Afin d'éviter une troisième grève, cet accord devra rapidement être officialisé par la préfecture. Il s'agira ensuite de le généraliser aux autres entreprises du secteur. "Une politique syndicale va être mise en place par le biais de la chambre de commerce pour mettre en place une démarche visant à faire appliquer le protocole à l'ensemble des bétonniers de l'île", insiste Jean-Bernard Caroupaye.
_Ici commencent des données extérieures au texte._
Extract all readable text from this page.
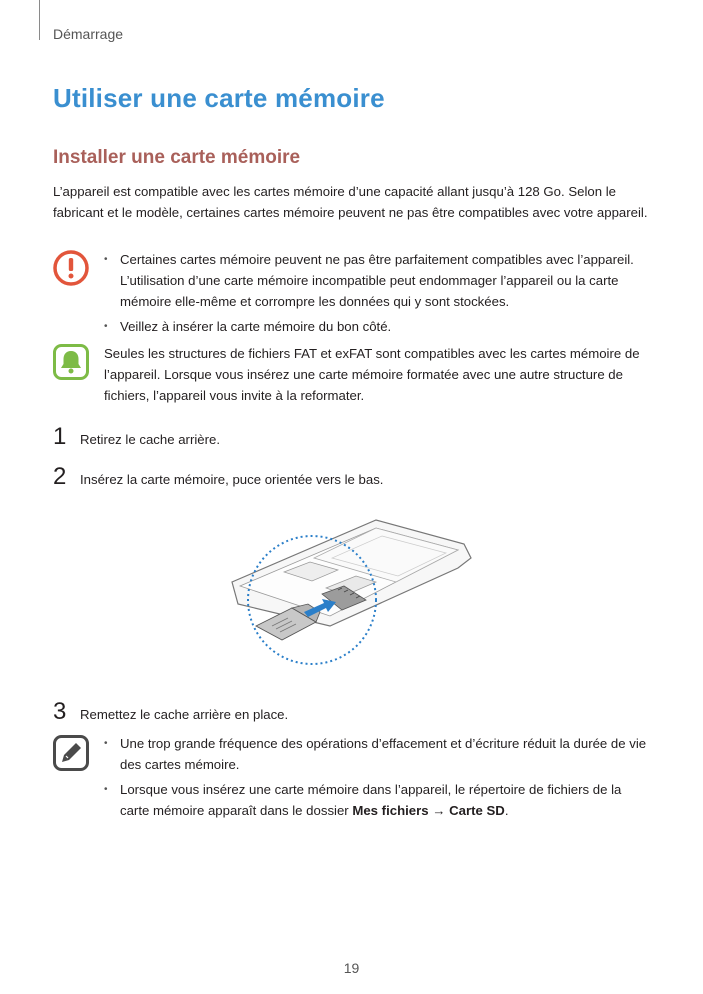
Démarrage
Utiliser une carte mémoire
Installer une carte mémoire
L’appareil est compatible avec les cartes mémoire d’une capacité allant jusqu’à 128 Go. Selon le fabricant et le modèle, certaines cartes mémoire peuvent ne pas être compatibles avec votre appareil.
• Certaines cartes mémoire peuvent ne pas être parfaitement compatibles avec l’appareil. L’utilisation d’une carte mémoire incompatible peut endommager l’appareil ou la carte mémoire elle-même et corrompre les données qui y sont stockées.
• Veillez à insérer la carte mémoire du bon côté.

Seules les structures de fichiers FAT et exFAT sont compatibles avec les cartes mémoire de l’appareil. Lorsque vous insérez une carte mémoire formatée avec une autre structure de fichiers, l’appareil vous invite à la reformater.

1	Retirez le cache arrière.
2	Insérez la carte mémoire, puce orientée vers le bas.
3	Remettez le cache arrière en place.
• Une trop grande fréquence des opérations d’effacement et d’écriture réduit la durée de vie des cartes mémoire.
• Lorsque vous insérez une carte mémoire dans l’appareil, le répertoire de fichiers de la carte mémoire apparaît dans le dossier Mes fichiers → Carte SD.
19
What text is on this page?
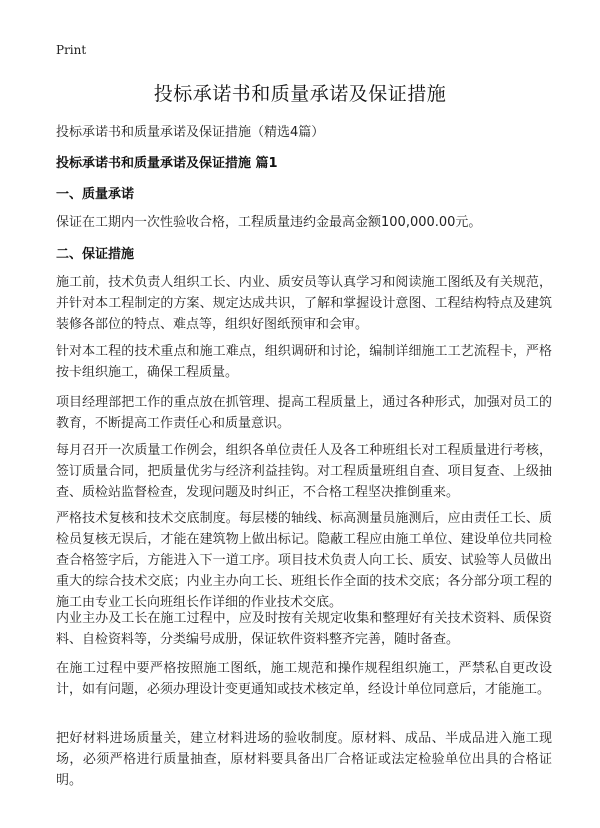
Print
投标承诺书和质量承诺及保证措施

投标承诺书和质量承诺及保证措施（精选4篇）

投标承诺书和质量承诺及保证措施 篇1
一、质量承诺

保证在工期内一次性验收合格，工程质量违约金最高金额100,000.00元。

二、保证措施

施工前，技术负责人组织工长、内业、质安员等认真学习和阅读施工图纸及有关规范，并针对本工程制定的方案、规定达成共识，了解和掌握设计意图、工程结构特点及建筑装修各部位的特点、难点等，组织好图纸预审和会审。

针对本工程的技术重点和施工难点，组织调研和讨论，编制详细施工工艺流程卡，严格按卡组织施工，确保工程质量。

项目经理部把工作的重点放在抓管理、提高工程质量上，通过各种形式，加强对员工的教育，不断提高工作责任心和质量意识。

每月召开一次质量工作例会，组织各单位责任人及各工种班组长对工程质量进行考核，签订质量合同，把质量优劣与经济利益挂钩。对工程质量班组自查、项目复查、上级抽查、质检站监督检查，发现问题及时纠正，不合格工程坚决推倒重来。

严格技术复核和技术交底制度。每层楼的轴线、标高测量员施测后，应由责任工长、质检员复核无误后，才能在建筑物上做出标记。隐蔽工程应由施工单位、建设单位共同检查合格签字后，方能进入下一道工序。项目技术负责人向工长、质安、试验等人员做出重大的综合技术交底；内业主办向工长、班组长作全面的技术交底；各分部分项工程的施工由专业工长向班组长作详细的作业技术交底。

内业主办及工长在施工过程中，应及时按有关规定收集和整理好有关技术资料、质保资料、自检资料等，分类编号成册，保证软件资料整齐完善，随时备查。

在施工过程中要严格按照施工图纸，施工规范和操作规程组织施工，严禁私自更改设计，如有问题，必须办理设计变更通知或技术核定单，经设计单位同意后，才能施工。

把好材料进场质量关，建立材料进场的验收制度。原材料、成品、半成品进入施工现场，必须严格进行质量抽查，原材料要具备出厂合格证或法定检验单位出具的合格证明。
Le minimum garanti est une revendication portée par les chauffeurs de camions-toupies depuis une vingtaine d'années. C'est pourquoi le président de la FNTR est particulièrement fier de cet accord trouvé. "Cela permet aux transporteurs de subsister au quotidien aux charges fixes, et cela donne un peu plus de confiance et de visibilité aux organismes financiers", assure-t-il.
La grève du côté des centrales à béton de Lafarge-Holcim est donc levée. Le travail doit reprendre dès ce jeudi matin, même si les chauffeurs auraient préféré attendre l'officialisation en préfecture, craignant une nouvelle parade de la multinationale. Mais Jean-bernard Caroupaye estime que le groupe ne devrait pas revenir sur ses engagements. "Je suis confiant. Dans le cas contraire, ce serait jouer avec le feu", prévient le représentant des transporteurs. Le message est passé.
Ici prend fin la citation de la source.